The answer is not to ban GPA restrictions. Instead, policymakers should change the incentives facing colleges. Currently, the pursuit of prestige leads colleges to push students into lower paying fields of study. The appropriate remedy is to ensure that expanding access to high-earning majors is financially worthwhile.
One policy option is risk sharing: colleges would have to pay a penalty if their students don’t repay their federal loans. Since loan repayment is highly correlated with income, this creates a direct incentive for colleges to increase enrollment in high-income fields. An engineer or nurse will usually earn enough to repay her loans. The same cannot always be said of a theater student.
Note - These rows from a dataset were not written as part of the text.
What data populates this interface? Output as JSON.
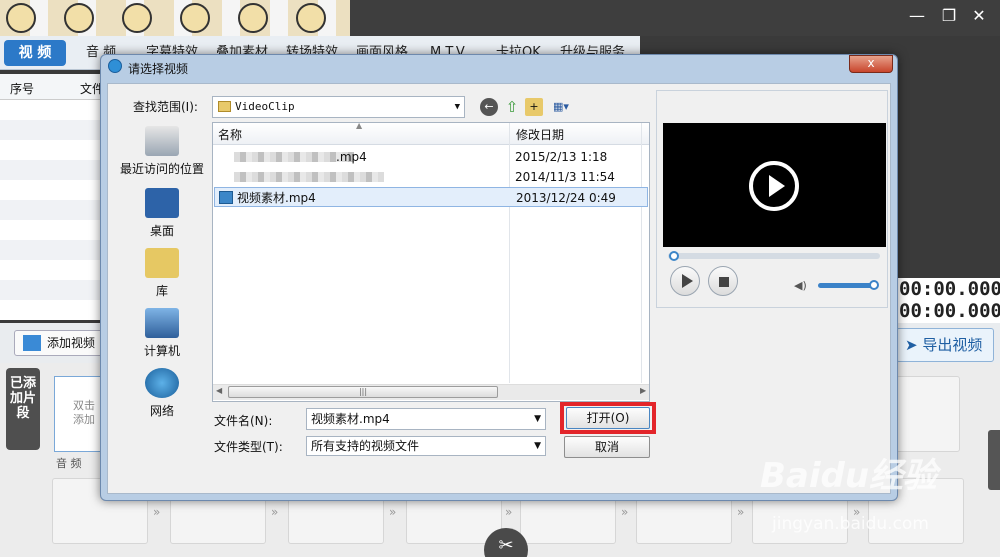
{
  "app": {
    "tabs": [
      "视 频",
      "音 频",
      "字幕特效",
      "叠加素材",
      "转场特效",
      "画面风格",
      "M.T.V.",
      "卡拉OK",
      "升级与服务"
    ],
    "list_cols": [
      "序号",
      "文件"
    ],
    "timecode1": "00:00.000",
    "timecode2": "00:00.000",
    "add_video": "添加视频",
    "export": "导出视频",
    "added_clips": "已添加片段",
    "drop_hint": "双击添加",
    "audio_label": "音 频",
    "window_controls": [
      "minimize-icon",
      "restore-icon",
      "close-icon"
    ]
  },
  "dialog": {
    "title": "请选择视频",
    "lookin_label": "查找范围(I):",
    "lookin_value": "VideoClip",
    "places": [
      "最近访问的位置",
      "桌面",
      "库",
      "计算机",
      "网络"
    ],
    "col_name": "名称",
    "col_date": "修改日期",
    "files": [
      {
        "name": ".mp4",
        "date": "2015/2/13 1:18"
      },
      {
        "name": "",
        "date": "2014/11/3 11:54"
      },
      {
        "name": "视频素材.mp4",
        "date": "2013/12/24 0:49"
      }
    ],
    "fname_label": "文件名(N):",
    "fname_value": "视频素材.mp4",
    "ftype_label": "文件类型(T):",
    "ftype_value": "所有支持的视频文件",
    "open": "打开(O)",
    "cancel": "取消",
    "close": "x"
  },
  "watermark": {
    "brand": "Baidu经验",
    "url": "jingyan.baidu.com"
  },
  "colors": {
    "accent": "#2c79c8",
    "highlight": "#e3252a"
  }
}
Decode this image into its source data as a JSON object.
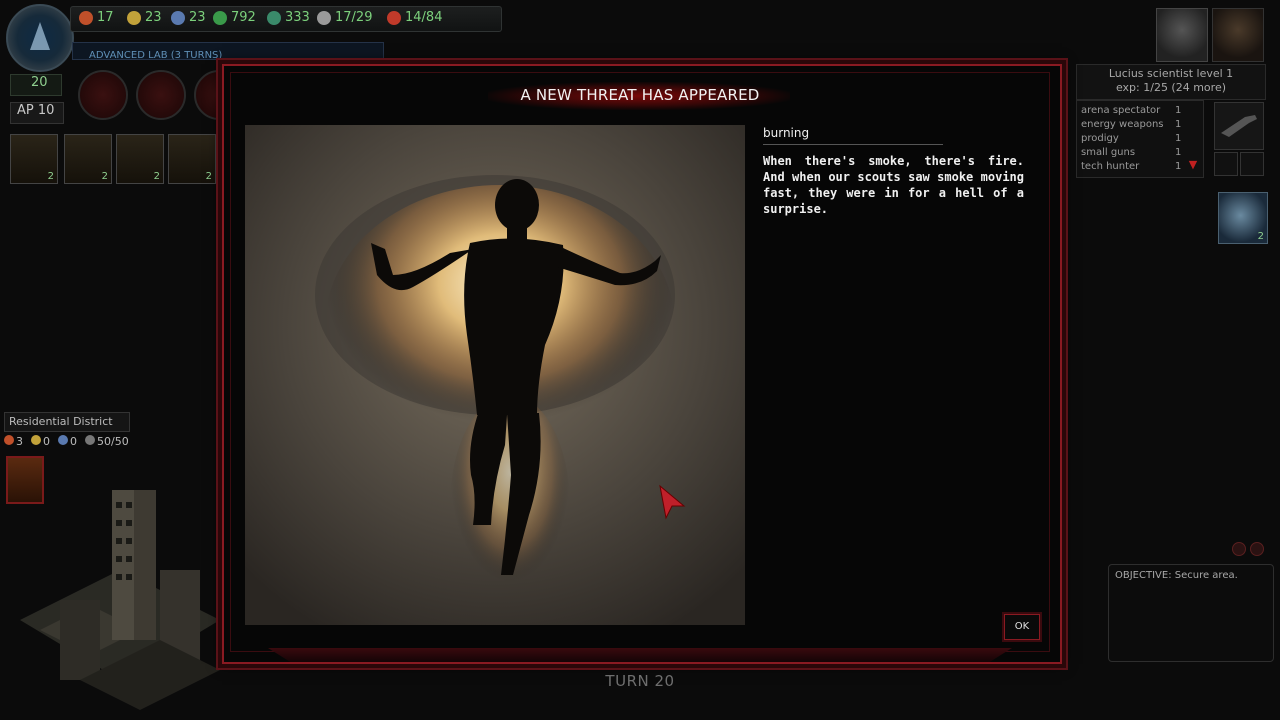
{
  "colors": {
    "accent_red": "#8a1a22",
    "resource_green": "#7cd07c",
    "lab_blue": "#5f8fb6"
  },
  "resources": [
    {
      "icon": "flame-icon",
      "value": "17",
      "color": "#c0502a"
    },
    {
      "icon": "coin-icon",
      "value": "23",
      "color": "#c2a23a"
    },
    {
      "icon": "energy-icon",
      "value": "23",
      "color": "#5a7ab0"
    },
    {
      "icon": "money-icon",
      "value": "792",
      "color": "#3a9a4a"
    },
    {
      "icon": "influence-icon",
      "value": "333",
      "color": "#3a8a6a"
    },
    {
      "icon": "radiation-icon",
      "value": "17/29",
      "color": "#9a9a9a"
    },
    {
      "icon": "unit-icon",
      "value": "14/84",
      "color": "#c03a2a"
    }
  ],
  "lab_status": "ADVANCED LAB (3 TURNS)",
  "turns_counter": "20",
  "ap": "AP 10",
  "unit_slots": [
    {
      "count": "2"
    },
    {
      "count": "2"
    },
    {
      "count": "2"
    },
    {
      "count": "2"
    }
  ],
  "district": {
    "name": "Residential District",
    "stats": [
      {
        "icon": "flame-icon",
        "value": "3",
        "color": "#c0502a"
      },
      {
        "icon": "coin-icon",
        "value": "0",
        "color": "#c2a23a"
      },
      {
        "icon": "energy-icon",
        "value": "0",
        "color": "#5a7ab0"
      },
      {
        "icon": "shield-icon",
        "value": "50/50",
        "color": "#777777"
      }
    ]
  },
  "character": {
    "line1": "Lucius   scientist   level 1",
    "line2": "exp: 1/25   (24 more)",
    "skills": [
      {
        "name": "arena spectator",
        "level": "1"
      },
      {
        "name": "energy weapons",
        "level": "1"
      },
      {
        "name": "prodigy",
        "level": "1"
      },
      {
        "name": "small guns",
        "level": "1"
      },
      {
        "name": "tech hunter",
        "level": "1"
      }
    ],
    "side_unit_count": "2"
  },
  "objective": "OBJECTIVE: Secure area.",
  "modal": {
    "title": "A NEW THREAT HAS APPEARED",
    "threat_name": "burning",
    "description": "When there's smoke, there's fire. And when our scouts saw smoke moving fast, they were in for a hell of a surprise.",
    "ok_label": "OK"
  },
  "turn": "TURN 20"
}
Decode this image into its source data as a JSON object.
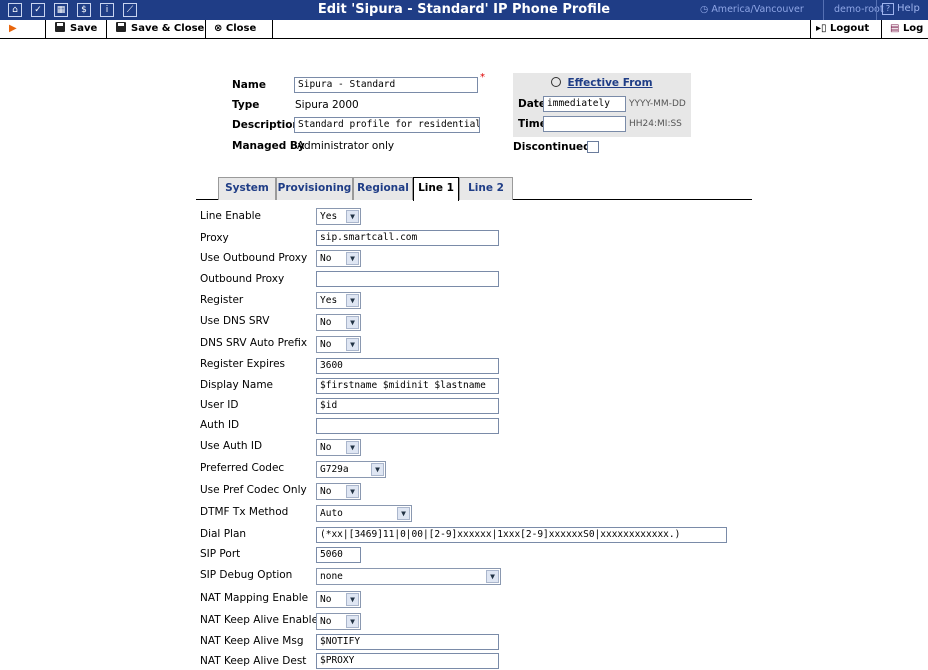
{
  "titlebar": {
    "title": "Edit 'Sipura - Standard' IP Phone Profile",
    "timezone": "America/Vancouver",
    "user": "demo-root",
    "help": "Help",
    "icons": [
      "home-icon",
      "check-icon",
      "grid-icon",
      "dollar-icon",
      "info-icon",
      "chart-icon"
    ]
  },
  "toolbar": {
    "save_label": "Save",
    "save_close_label": "Save & Close",
    "close_label": "Close",
    "logout_label": "Logout",
    "log_label": "Log"
  },
  "profile": {
    "name_label": "Name",
    "name_value": "Sipura - Standard",
    "type_label": "Type",
    "type_value": "Sipura 2000",
    "description_label": "Description",
    "description_value": "Standard profile for residential SIP",
    "managed_label": "Managed By",
    "managed_value": "Administrator only",
    "discontinued_label": "Discontinued"
  },
  "effective": {
    "title": "Effective From",
    "date_label": "Date",
    "date_value": "immediately",
    "date_hint": "YYYY-MM-DD",
    "time_label": "Time",
    "time_value": "",
    "time_hint": "HH24:MI:SS"
  },
  "tabs": [
    "System",
    "Provisioning",
    "Regional",
    "Line 1",
    "Line 2"
  ],
  "active_tab": "Line 1",
  "line1": [
    {
      "label": "Line Enable",
      "kind": "select",
      "value": "Yes"
    },
    {
      "label": "Proxy",
      "kind": "text",
      "value": "sip.smartcall.com"
    },
    {
      "label": "Use Outbound Proxy",
      "kind": "select",
      "value": "No"
    },
    {
      "label": "Outbound Proxy",
      "kind": "text",
      "value": ""
    },
    {
      "label": "Register",
      "kind": "select",
      "value": "Yes"
    },
    {
      "label": "Use DNS SRV",
      "kind": "select",
      "value": "No"
    },
    {
      "label": "DNS SRV Auto Prefix",
      "kind": "select",
      "value": "No"
    },
    {
      "label": "Register Expires",
      "kind": "text",
      "value": "3600"
    },
    {
      "label": "Display Name",
      "kind": "text",
      "value": "$firstname $midinit $lastname"
    },
    {
      "label": "User ID",
      "kind": "text",
      "value": "$id"
    },
    {
      "label": "Auth ID",
      "kind": "text",
      "value": ""
    },
    {
      "label": "Use Auth ID",
      "kind": "select",
      "value": "No"
    },
    {
      "label": "Preferred Codec",
      "kind": "select",
      "value": "G729a"
    },
    {
      "label": "Use Pref Codec Only",
      "kind": "select",
      "value": "No"
    },
    {
      "label": "DTMF Tx Method",
      "kind": "select",
      "value": "Auto"
    },
    {
      "label": "Dial Plan",
      "kind": "text",
      "value": "(*xx|[3469]11|0|00|[2-9]xxxxxx|1xxx[2-9]xxxxxxS0|xxxxxxxxxxxx.)"
    },
    {
      "label": "SIP Port",
      "kind": "text",
      "value": "5060"
    },
    {
      "label": "SIP Debug Option",
      "kind": "select",
      "value": "none"
    },
    {
      "label": "NAT Mapping Enable",
      "kind": "select",
      "value": "No"
    },
    {
      "label": "NAT Keep Alive Enable",
      "kind": "select",
      "value": "No"
    },
    {
      "label": "NAT Keep Alive Msg",
      "kind": "text",
      "value": "$NOTIFY"
    },
    {
      "label": "NAT Keep Alive Dest",
      "kind": "text",
      "value": "$PROXY"
    }
  ]
}
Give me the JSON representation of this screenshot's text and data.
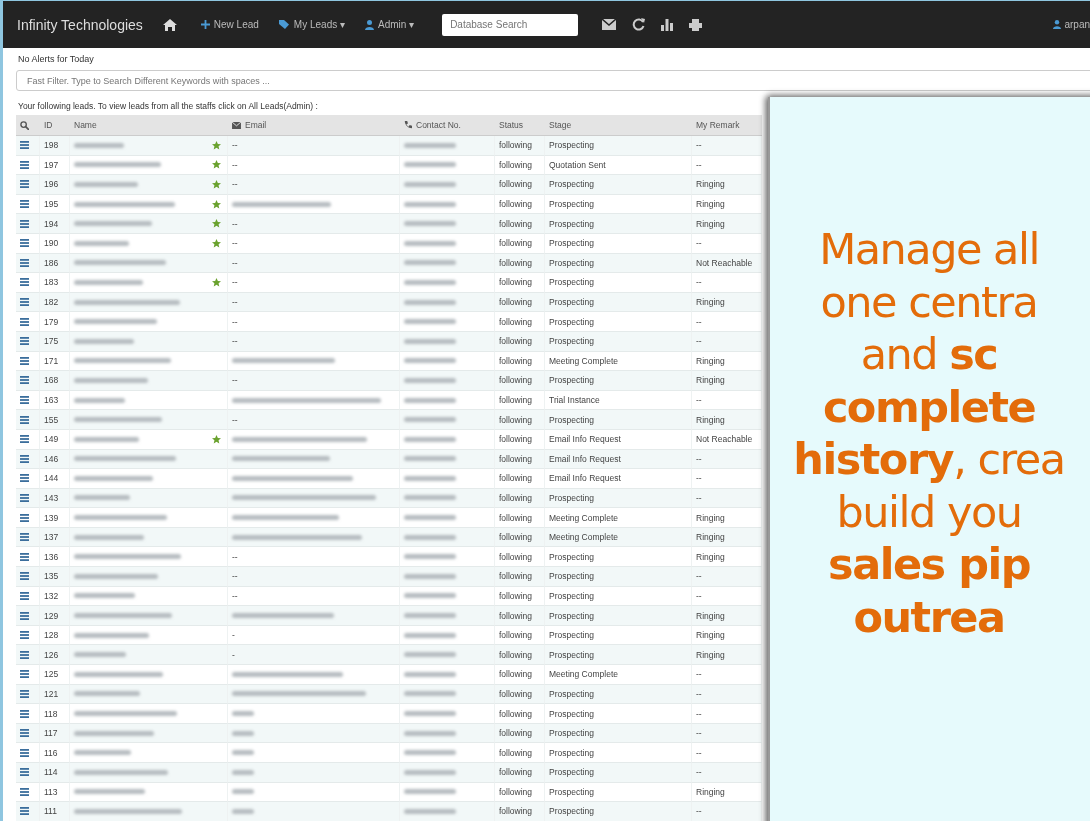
{
  "navbar": {
    "brand": "Infinity Technologies",
    "links": [
      {
        "label": "New Lead",
        "kind": "plus"
      },
      {
        "label": "My Leads ▾",
        "kind": "tag"
      },
      {
        "label": "Admin ▾",
        "kind": "admin"
      }
    ],
    "search": {
      "placeholder": "Database Search"
    },
    "user": "arpan"
  },
  "alerts": "No Alerts for Today",
  "filter": {
    "placeholder": "Fast Filter. Type to Search Different Keywords with spaces ..."
  },
  "intro": "Your following leads. To view leads from all the staffs click on All Leads(Admin) :",
  "table": {
    "columns": [
      "ID",
      "Name",
      "Email",
      "Contact No.",
      "Status",
      "Stage",
      "My Remark"
    ],
    "rows": [
      {
        "id": "198",
        "starred": true,
        "email": "--",
        "status": "following",
        "stage": "Prospecting",
        "remark": "--"
      },
      {
        "id": "197",
        "starred": true,
        "email": "--",
        "status": "following",
        "stage": "Quotation Sent",
        "remark": "--"
      },
      {
        "id": "196",
        "starred": true,
        "email": "--",
        "status": "following",
        "stage": "Prospecting",
        "remark": "Ringing"
      },
      {
        "id": "195",
        "starred": true,
        "email_blurred": true,
        "status": "following",
        "stage": "Prospecting",
        "remark": "Ringing"
      },
      {
        "id": "194",
        "starred": true,
        "email": "--",
        "status": "following",
        "stage": "Prospecting",
        "remark": "Ringing"
      },
      {
        "id": "190",
        "starred": true,
        "email": "--",
        "status": "following",
        "stage": "Prospecting",
        "remark": "--"
      },
      {
        "id": "186",
        "starred": false,
        "email": "--",
        "status": "following",
        "stage": "Prospecting",
        "remark": "Not Reachable"
      },
      {
        "id": "183",
        "starred": true,
        "email": "--",
        "status": "following",
        "stage": "Prospecting",
        "remark": "--"
      },
      {
        "id": "182",
        "starred": false,
        "email": "--",
        "status": "following",
        "stage": "Prospecting",
        "remark": "Ringing"
      },
      {
        "id": "179",
        "starred": false,
        "email": "--",
        "status": "following",
        "stage": "Prospecting",
        "remark": "--"
      },
      {
        "id": "175",
        "starred": false,
        "email": "--",
        "status": "following",
        "stage": "Prospecting",
        "remark": "--"
      },
      {
        "id": "171",
        "starred": false,
        "email_blurred": true,
        "status": "following",
        "stage": "Meeting Complete",
        "remark": "Ringing"
      },
      {
        "id": "168",
        "starred": false,
        "email": "--",
        "status": "following",
        "stage": "Prospecting",
        "remark": "Ringing"
      },
      {
        "id": "163",
        "starred": false,
        "email_blurred": true,
        "status": "following",
        "stage": "Trial Instance",
        "remark": "--"
      },
      {
        "id": "155",
        "starred": false,
        "email": "--",
        "status": "following",
        "stage": "Prospecting",
        "remark": "Ringing"
      },
      {
        "id": "149",
        "starred": true,
        "email_blurred": true,
        "status": "following",
        "stage": "Email Info Request",
        "remark": "Not Reachable"
      },
      {
        "id": "146",
        "starred": false,
        "email_blurred": true,
        "status": "following",
        "stage": "Email Info Request",
        "remark": "--"
      },
      {
        "id": "144",
        "starred": false,
        "email_blurred": true,
        "status": "following",
        "stage": "Email Info Request",
        "remark": "--"
      },
      {
        "id": "143",
        "starred": false,
        "email_blurred": true,
        "status": "following",
        "stage": "Prospecting",
        "remark": "--"
      },
      {
        "id": "139",
        "starred": false,
        "email_blurred": true,
        "status": "following",
        "stage": "Meeting Complete",
        "remark": "Ringing"
      },
      {
        "id": "137",
        "starred": false,
        "email_blurred": true,
        "status": "following",
        "stage": "Meeting Complete",
        "remark": "Ringing"
      },
      {
        "id": "136",
        "starred": false,
        "email": "--",
        "status": "following",
        "stage": "Prospecting",
        "remark": "Ringing"
      },
      {
        "id": "135",
        "starred": false,
        "email": "--",
        "status": "following",
        "stage": "Prospecting",
        "remark": "--"
      },
      {
        "id": "132",
        "starred": false,
        "email": "--",
        "status": "following",
        "stage": "Prospecting",
        "remark": "--"
      },
      {
        "id": "129",
        "starred": false,
        "email_blurred": true,
        "status": "following",
        "stage": "Prospecting",
        "remark": "Ringing"
      },
      {
        "id": "128",
        "starred": false,
        "email": "-",
        "status": "following",
        "stage": "Prospecting",
        "remark": "Ringing"
      },
      {
        "id": "126",
        "starred": false,
        "email": "-",
        "status": "following",
        "stage": "Prospecting",
        "remark": "Ringing"
      },
      {
        "id": "125",
        "starred": false,
        "email_blurred": true,
        "status": "following",
        "stage": "Meeting Complete",
        "remark": "--"
      },
      {
        "id": "121",
        "starred": false,
        "email_blurred": true,
        "status": "following",
        "stage": "Prospecting",
        "remark": "--"
      },
      {
        "id": "118",
        "starred": false,
        "email_blurred": true,
        "status": "following",
        "stage": "Prospecting",
        "remark": "--"
      },
      {
        "id": "117",
        "starred": false,
        "email_blurred": true,
        "status": "following",
        "stage": "Prospecting",
        "remark": "--"
      },
      {
        "id": "116",
        "starred": false,
        "email_blurred": true,
        "status": "following",
        "stage": "Prospecting",
        "remark": "--"
      },
      {
        "id": "114",
        "starred": false,
        "email_blurred": true,
        "status": "following",
        "stage": "Prospecting",
        "remark": "--"
      },
      {
        "id": "113",
        "starred": false,
        "email_blurred": true,
        "status": "following",
        "stage": "Prospecting",
        "remark": "Ringing"
      },
      {
        "id": "111",
        "starred": false,
        "email_blurred": true,
        "status": "following",
        "stage": "Prospecting",
        "remark": "--"
      }
    ]
  },
  "promo": {
    "lines": [
      "Manage all",
      "one centra",
      "and **sc**",
      "**complete**",
      "**history**, crea",
      "build you",
      "**sales pip**",
      "**outrea**"
    ]
  }
}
If colleges are held accountable for poor results, they will nudge students into areas where they can succeed and help those who fall behind reach their full potential.
Policymakers should also level the playing field between traditional four-year colleges and alternative options. Promising college alternatives such as vocational academies and apprenticeships offer excellent training in lucrative fields like advanced manufacturing and computer programming. These alternatives may also be more aligned with the learning styles of students who cannot manage above a “B” average at a traditional university. If existing public universities are unable or unwilling to educate students in the most needed skill sets, perhaps we should give other providers the opportunity.
Contrary to popular belief, college isn’t always worth it. But it can be if students choose the right programs and if their schools give them the chance to succeed.